Determinants of Hand-washing with Soap: Evidence from Primary
Schools in Bangladesh
Erhard, Loida Clara
Master's Thesis (101 pages)
Committee Chair / Thesis Adviser: Null, Clair
Research Fields: Health Sciences, Public Health; Health Sciences, Hygiene; Health Sciences, Epidemiology
Partnering Agencies: International Non-governmental organization (e.g., CARE, Inc.)
Keywords: Hand-washing with soap; Water; Sanitation; Hygiene ; Hand Hygiene
Program: Rollins School of Public Health, Hubert Department of Global Health
Determinants for Hand-washing with Soap: Evidence from Primary Schools in Bangladesh
Background: More than 8.1 million children died before their fifth birthday in 2009, mostly
from preventable and treatable causes. These child deaths are concentrated in low-income
countries, with 34% of all deaths occurring in South Asia. Although Bangladesh has made
considerable improvements in child health, many of these health problems persist. Research
studies have shown strong evidence that hand washing with soap may greatly reduce the
incidence of diarrheal disease and respiratory infection.

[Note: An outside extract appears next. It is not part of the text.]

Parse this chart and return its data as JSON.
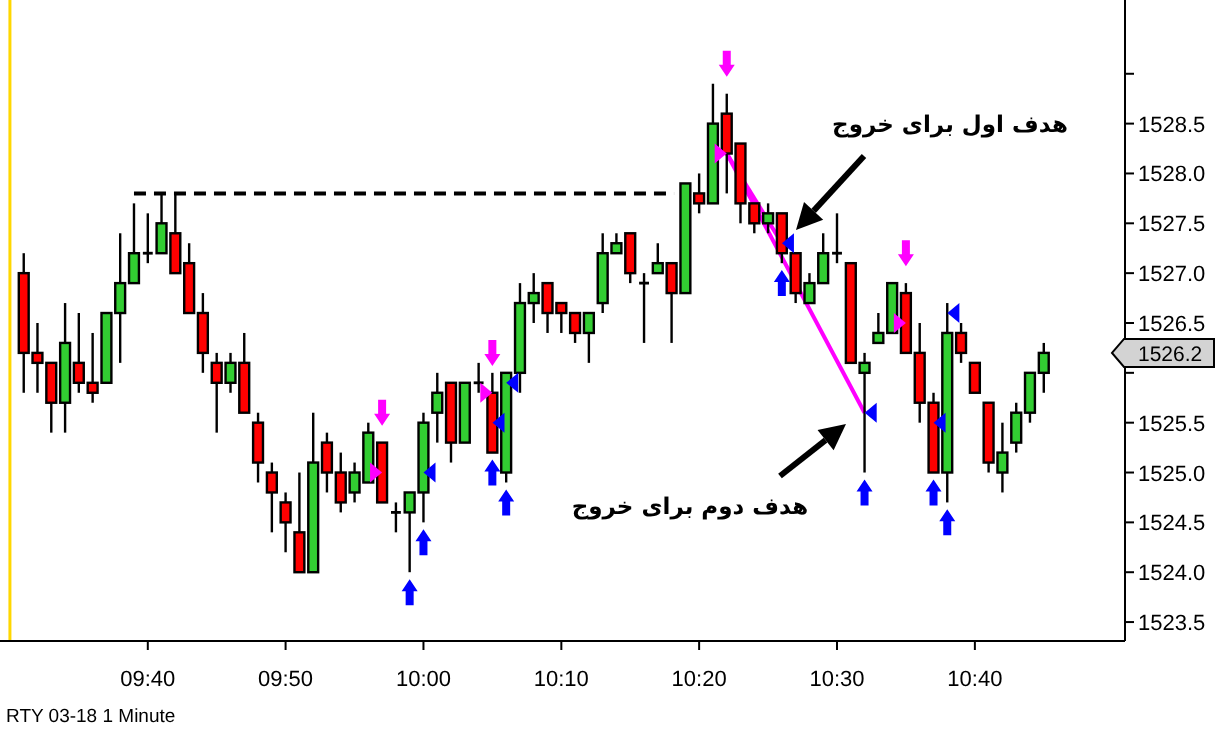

However, there is little data on current
hygiene practices in primary schools or the state of sanitation facilities in Bangladesh.

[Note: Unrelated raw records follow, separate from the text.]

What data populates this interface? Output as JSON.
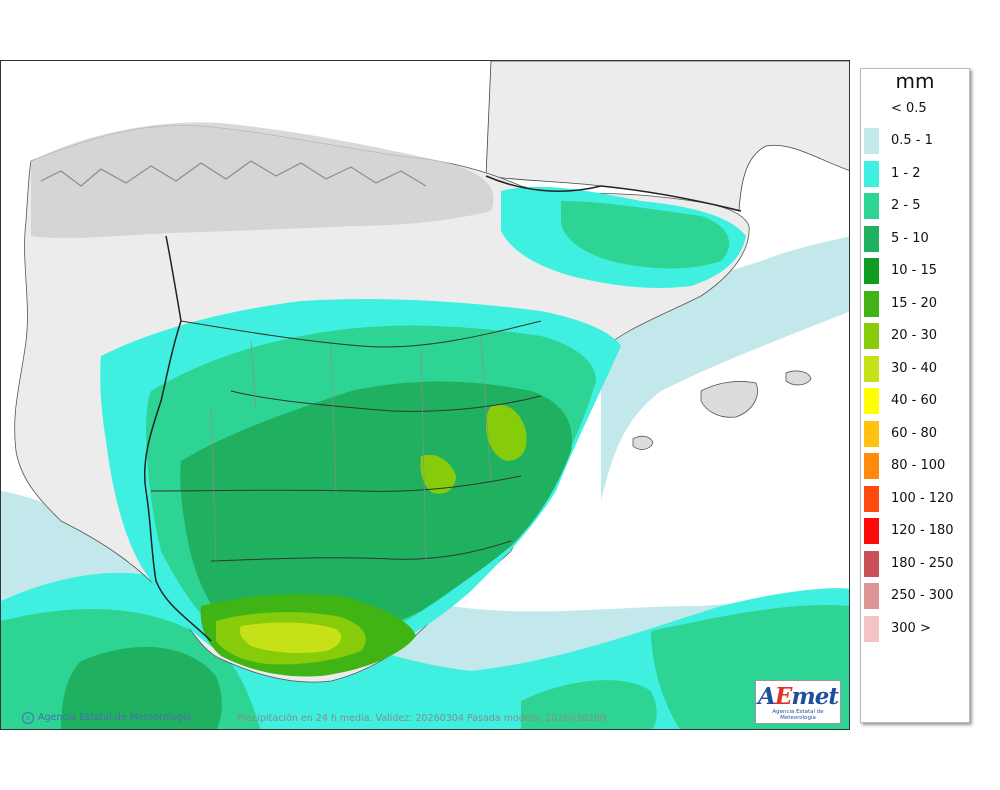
{
  "map": {
    "credit": "Agencia Estatal de Meteorología",
    "caption": "Precipitación en 24 h media. Validez: 20260304 Pasada modelo: 2026030200",
    "colors": {
      "sea": "#ffffff",
      "land_dry": "#ececec",
      "relief_dark": "#8c8c8c",
      "border": "#222222",
      "province_line": "#8d8d8d"
    }
  },
  "logo": {
    "word_a": "A",
    "word_e": "E",
    "word_rest": "met",
    "subtitle": "Agencia Estatal de Meteorología"
  },
  "legend": {
    "unit": "mm",
    "below_label": "< 0.5",
    "items": [
      {
        "label": "0.5 - 1",
        "color": "#c2e8ec"
      },
      {
        "label": "1 - 2",
        "color": "#3ff0e0"
      },
      {
        "label": "2 - 5",
        "color": "#2dd493"
      },
      {
        "label": "5 - 10",
        "color": "#1fb060"
      },
      {
        "label": "10 - 15",
        "color": "#0f9c22"
      },
      {
        "label": "15 - 20",
        "color": "#3fb414"
      },
      {
        "label": "20 - 30",
        "color": "#86cc0a"
      },
      {
        "label": "30 - 40",
        "color": "#c6e117"
      },
      {
        "label": "40 - 60",
        "color": "#ffff00"
      },
      {
        "label": "60 - 80",
        "color": "#ffc20f"
      },
      {
        "label": "80 - 100",
        "color": "#ff8a0b"
      },
      {
        "label": "100 - 120",
        "color": "#ff4a0e"
      },
      {
        "label": "120 - 180",
        "color": "#ff0a0a"
      },
      {
        "label": "180 - 250",
        "color": "#c85258"
      },
      {
        "label": "250 - 300",
        "color": "#df9494"
      },
      {
        "label": "300 >",
        "color": "#f3c4c4"
      }
    ]
  }
}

Objective: The specific objective of the study is to better understand and measure the current
rate of hand washing with soap after latrine use in primary school children in Bangladesh.

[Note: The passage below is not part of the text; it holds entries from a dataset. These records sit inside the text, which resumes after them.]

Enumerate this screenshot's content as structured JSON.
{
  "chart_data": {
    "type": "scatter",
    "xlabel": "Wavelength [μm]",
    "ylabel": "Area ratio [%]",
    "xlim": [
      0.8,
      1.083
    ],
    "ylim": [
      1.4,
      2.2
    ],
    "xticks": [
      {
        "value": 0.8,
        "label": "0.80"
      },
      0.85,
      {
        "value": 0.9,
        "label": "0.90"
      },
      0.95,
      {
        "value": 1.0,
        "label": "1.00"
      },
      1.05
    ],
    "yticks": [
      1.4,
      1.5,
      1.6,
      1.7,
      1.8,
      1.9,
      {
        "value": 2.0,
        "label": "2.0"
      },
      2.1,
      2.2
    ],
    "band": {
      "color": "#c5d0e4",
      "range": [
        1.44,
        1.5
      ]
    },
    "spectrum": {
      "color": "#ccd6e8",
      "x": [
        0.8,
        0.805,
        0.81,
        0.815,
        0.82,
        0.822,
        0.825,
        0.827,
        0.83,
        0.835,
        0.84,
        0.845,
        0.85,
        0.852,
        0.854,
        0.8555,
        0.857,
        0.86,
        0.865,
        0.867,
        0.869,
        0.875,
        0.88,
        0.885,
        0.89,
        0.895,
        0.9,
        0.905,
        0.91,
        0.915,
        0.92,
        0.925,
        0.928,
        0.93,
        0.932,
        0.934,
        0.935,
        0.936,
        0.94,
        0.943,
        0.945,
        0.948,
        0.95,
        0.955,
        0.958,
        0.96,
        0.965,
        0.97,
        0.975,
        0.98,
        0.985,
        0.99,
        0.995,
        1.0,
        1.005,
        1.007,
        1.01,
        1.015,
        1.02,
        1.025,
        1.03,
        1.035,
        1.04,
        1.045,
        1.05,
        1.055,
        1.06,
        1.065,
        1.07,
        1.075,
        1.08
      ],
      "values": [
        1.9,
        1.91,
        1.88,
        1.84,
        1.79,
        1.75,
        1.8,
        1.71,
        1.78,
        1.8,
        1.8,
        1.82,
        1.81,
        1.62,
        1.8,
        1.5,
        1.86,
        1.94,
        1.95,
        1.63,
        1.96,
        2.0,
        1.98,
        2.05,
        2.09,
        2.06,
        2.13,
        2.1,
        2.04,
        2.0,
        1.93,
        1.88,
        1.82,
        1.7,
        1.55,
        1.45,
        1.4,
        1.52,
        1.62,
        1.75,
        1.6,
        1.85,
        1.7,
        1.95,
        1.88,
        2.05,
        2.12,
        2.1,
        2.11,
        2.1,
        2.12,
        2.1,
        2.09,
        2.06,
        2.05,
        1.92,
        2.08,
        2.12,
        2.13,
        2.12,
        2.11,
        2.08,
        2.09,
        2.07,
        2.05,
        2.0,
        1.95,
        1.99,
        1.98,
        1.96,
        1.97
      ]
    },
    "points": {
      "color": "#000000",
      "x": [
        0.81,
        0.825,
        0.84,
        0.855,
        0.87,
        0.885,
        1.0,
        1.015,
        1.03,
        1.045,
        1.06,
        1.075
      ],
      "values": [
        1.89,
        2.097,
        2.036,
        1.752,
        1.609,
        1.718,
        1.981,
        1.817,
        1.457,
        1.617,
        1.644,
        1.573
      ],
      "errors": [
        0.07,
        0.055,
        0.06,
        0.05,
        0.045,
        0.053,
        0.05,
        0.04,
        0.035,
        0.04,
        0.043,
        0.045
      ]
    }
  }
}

Additionally, this study aims to determine the physical and psychological constraints that affect
students' hand washing behaviors.
Methods: Data from fifty participating schools were collected using quantitative methods.
Water, sanitation and hygiene facilities of each school were assessed with a physical survey.
Hygiene behavior after latrine use was measured by structured observations. Finally, four
students and the head master from each school were surveyed to gather information on barriers
to access of WASH facilities
Results: Overall, the assessment of school facilities found access to water to be adequate in most
schools with 40 out of 50 schools possessing a water source on school property. Soap for hand
washing was not found to be as easily available; approximately 50% of schools had soap for
hand washing. Hand washing with soap was rarely practiced: 21% of 629 students observed
after latrine use washed both hands with soap. Survey results from students and head masters
illustrated the need for increased funding for soap and maintenance of sanitation facilities.
Discussion: Inconsistent availability of soap and water are major barriers for hand washing with
soap with primary school children. Recommendations of increased funding, engagement of the
community, and continued education in school hygiene programs can help address those issues.
Further research is needed to fully understand the motivations for hand washing with soap
among primary school children in Bangladesh.